川のテラスコート

3人の子供と父で暮らしています。子供が学校行っている時はトライアスロンのトレーニングしたり、投資したり、友人と食事したり読書したり。

「読書感想」【デートクレンジング】柚木麻子著 書評

結婚し、義理の母親と喫茶店で働く佐知子。

彼女の親友は、女性アイドルグループのマネージャーとして有名だったが、そのグループが解散し、急に結婚を焦ることにある。

そんな彼女との距離感が次第に離れていくことに。

 

結婚しているかしていないか、子供の有無などで色分けされる女性の焦りを描いているのはわかるけど、ちょっとステレオタイプ過ぎか。

良くも悪くも、女性の描き方はいつもの著者らしいけど、このパターンは飽きがくるというかあまり広がらない。

 

安定感はあるけど、もうひとつ突き抜けた女性を描く作品を読みたい作家。

 

デートクレンジング

デートクレンジング

 

 

 

「読書感想」【わたしの本の空白は】近藤史恵著 書評

意識不明の状態から目覚めた南は、夫として現れた男性の記憶もなく、夢の中で別の男性を愛していた記憶を持つ。

妹のことはかろうじて肉親として親しみを持つが、家に帰っても、姑や義理の姉との同居でも日常は思い出せない。
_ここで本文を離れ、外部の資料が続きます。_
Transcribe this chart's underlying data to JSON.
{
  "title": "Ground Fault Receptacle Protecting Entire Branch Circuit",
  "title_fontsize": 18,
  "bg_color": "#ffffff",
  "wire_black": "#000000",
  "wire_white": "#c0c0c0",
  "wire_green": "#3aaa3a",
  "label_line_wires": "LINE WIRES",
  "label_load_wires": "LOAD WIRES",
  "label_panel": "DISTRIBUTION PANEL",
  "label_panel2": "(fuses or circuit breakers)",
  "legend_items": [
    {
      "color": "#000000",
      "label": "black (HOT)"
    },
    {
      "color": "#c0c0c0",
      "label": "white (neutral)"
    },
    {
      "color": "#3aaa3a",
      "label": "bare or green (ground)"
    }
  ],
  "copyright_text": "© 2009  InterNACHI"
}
自室の本棚に、何かが置いてあった痕跡が残る空間があるが、そこにあったはずのものは夫に聞いてもないと言われる。

 

第1章は、惹かれる導入。

ミステリーとして期待を持てる展開でありながら、第2章で登場人物の視点が変わるととたんに駄作に変わってしまった。

 

それ以降はもうグダグダ。

結局本棚の空間も、物語に全く意味を持たないし、何より、構成が雑すぎるというか、これが設定むちゃくちゃ。

 

もう近藤史恵は初期のころのような面白い作品は永遠に書けないのだろうか…

 

わたしの本の空白は

わたしの本の空白は

 

 

「読書感想」【じっと手を見る】窪美澄著 書評

富士山がよく見える、休みの日にはモールで時間をつぶす人々が暮らす田舎で、介護士として暮らす日奈と海斗。

 

二人は同棲をしていたが、日奈は東京から仕事で来た既婚者に惹かれ、地元にしばられる海斗は、日奈を忘れられない中同僚の女性と付き合いだす。

 

それぞれの環境にがんじがらめにされている様や現代の若者の希望の薄さなどが、バックボーンとして物語が進む。

窪美澄らしい作品である。

若者のある種の諦めの感情を掬い取りながら、それでもうっすらとした希望を先に見いだせる物語。

 

実際、今の若者がとりあえず食うことはできるという程度の生活を目指し、全く夢を見れない社会なのだとしたら、とても悲しい現実ではある。